2つのヤンキー漫画が話題になる中、『ろくでなしBLUES』は映画で、『今日から俺は!!』はOVAでアニメ化されました。
一匹狼が二人
舞台は千葉の私立軟葉高校(なんようこうこう)。主人公は高校デビューのヤンキー・三橋と伊藤の二人です。伝説のヤンキーになる為に、暴走族や半グレ集団とつるんだりするわけではなく、二人して一匹狼を通す様が当時の読者を(読者層を選ばず)しびれさせました。
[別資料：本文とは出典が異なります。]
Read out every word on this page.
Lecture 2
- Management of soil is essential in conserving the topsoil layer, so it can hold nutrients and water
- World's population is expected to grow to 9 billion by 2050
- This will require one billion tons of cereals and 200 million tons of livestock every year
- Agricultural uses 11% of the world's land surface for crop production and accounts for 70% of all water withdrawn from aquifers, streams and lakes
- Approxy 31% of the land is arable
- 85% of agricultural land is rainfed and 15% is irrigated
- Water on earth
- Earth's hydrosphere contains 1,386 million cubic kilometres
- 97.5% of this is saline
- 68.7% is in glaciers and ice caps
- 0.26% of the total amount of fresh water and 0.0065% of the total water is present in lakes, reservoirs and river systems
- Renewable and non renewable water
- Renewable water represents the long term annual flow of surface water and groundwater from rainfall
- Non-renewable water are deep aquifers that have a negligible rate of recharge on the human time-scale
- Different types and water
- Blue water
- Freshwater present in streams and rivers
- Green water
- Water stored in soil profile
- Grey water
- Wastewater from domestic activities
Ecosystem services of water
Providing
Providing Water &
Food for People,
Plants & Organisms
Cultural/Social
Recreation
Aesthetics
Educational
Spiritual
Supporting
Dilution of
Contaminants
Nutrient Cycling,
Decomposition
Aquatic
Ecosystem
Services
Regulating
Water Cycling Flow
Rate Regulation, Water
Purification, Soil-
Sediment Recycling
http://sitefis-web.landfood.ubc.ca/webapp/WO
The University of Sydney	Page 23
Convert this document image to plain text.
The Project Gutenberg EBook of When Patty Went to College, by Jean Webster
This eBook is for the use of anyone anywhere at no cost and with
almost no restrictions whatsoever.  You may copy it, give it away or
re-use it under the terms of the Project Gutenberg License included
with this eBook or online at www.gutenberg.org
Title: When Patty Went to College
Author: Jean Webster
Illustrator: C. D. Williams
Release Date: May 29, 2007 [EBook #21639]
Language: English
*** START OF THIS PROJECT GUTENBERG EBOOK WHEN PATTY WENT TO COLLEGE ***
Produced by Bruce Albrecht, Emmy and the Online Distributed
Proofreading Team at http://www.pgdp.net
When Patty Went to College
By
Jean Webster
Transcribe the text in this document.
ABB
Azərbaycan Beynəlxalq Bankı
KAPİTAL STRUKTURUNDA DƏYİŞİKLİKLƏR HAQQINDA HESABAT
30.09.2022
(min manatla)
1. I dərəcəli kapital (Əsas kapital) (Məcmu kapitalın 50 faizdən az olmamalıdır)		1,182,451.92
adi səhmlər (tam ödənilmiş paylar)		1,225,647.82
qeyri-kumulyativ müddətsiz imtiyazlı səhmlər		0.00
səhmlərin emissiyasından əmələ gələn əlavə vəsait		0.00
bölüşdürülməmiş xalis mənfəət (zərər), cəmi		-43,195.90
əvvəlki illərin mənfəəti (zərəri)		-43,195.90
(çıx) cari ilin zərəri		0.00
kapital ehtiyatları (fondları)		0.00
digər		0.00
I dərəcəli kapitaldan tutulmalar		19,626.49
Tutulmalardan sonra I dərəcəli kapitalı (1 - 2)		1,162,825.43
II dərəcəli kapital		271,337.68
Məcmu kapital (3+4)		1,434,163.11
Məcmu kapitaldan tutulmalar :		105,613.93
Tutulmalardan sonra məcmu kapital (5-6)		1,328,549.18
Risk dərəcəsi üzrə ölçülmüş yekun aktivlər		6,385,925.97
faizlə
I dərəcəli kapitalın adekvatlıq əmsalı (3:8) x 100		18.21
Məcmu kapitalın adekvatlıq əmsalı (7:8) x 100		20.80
宿敵今井との掛け合いなど楽しい要素が満載で飽きのこない作品です。残念ながらテレビアニメ化はされずOVAでのアニメーション化となりました。2019年にはテレビドラマ(実写化)で放送され話題に上りました。
普通にしていても人気者なのに‥
主人公の二人にはそれぞれ彼女的な存在がおり、合気道の赤坂道場の娘・赤坂理子は三橋に憧れて別の学校から編入してきました。
主人公は二人とも身長が180センチ以上あり、ルックスも悪くなく、身の丈に合う女子にも恵まれているのに、何故かやさぐれてしまうところが、この作品の美学なのかもしれません。
何故やさぐれるのか?
何故やさぐれる?突っ張ることが男のポリシーなのかもしれません。と、結局万人に納得のいく落とし所はないのですが兎に角、何に労力をかけていいのかわからなかったり、無駄にはっちゃけ過ぎたりする不安定でもステイタスを求める中高生の間では、当時この作品は話題を呼ぶいいネタでした。
多彩なキャラクター
主人公の三橋は多少ビビリな性格の持ち主ですが、結局は格上の相手でも決着をつけないと気が済まない性格で、歪んで入るけれど情に熱い性格の持ち主です。
同じ日に転校し、同じ日にヤンキーになった伊藤との掛け合いは時にユーモアを、時に男としてのプライドを共有しているように映ります。三橋の勝利の定義は「相手に自分より不愉快な思いをさせること」単純に負けず嫌いなのでしょう。
この作品は非常に際どいスタンスをとっており、見る人を選ぶ作品だなという印象を持ちます。
感情論ではなく主観性で見るアニメ
感性の鋭い人ほど作品の脈略から悪い心を取り込んでしまうリスクがあるかも知れませんが、筆者のように「ボーと生きている」人間にとっては、いい目覚ましになるようです。
『ろくでなしBLUES』と比較しても主観性に長けた作品だという印象があります。三橋は基本的に、自分のエゴさえ通ればなんでもいいのです。相手の感情や仲間の思いなどとは無縁です。しかし、ちょっとしたプライドから結果的に熱い感情をむき出しにすることもあります。それは、三橋自身にとっても予想外のことであり、副産物のようなものだと捉えるべきなのでしょう。
暴力じゃない!!青春なんだ!
三橋も伊藤も根は純朴なのです。暴力や独特な価値観の中に素直さが混じり、春の風が吹き荒れるような良作なのです。
90年代の感覚を知る上で為になる物語だといえるでしょう。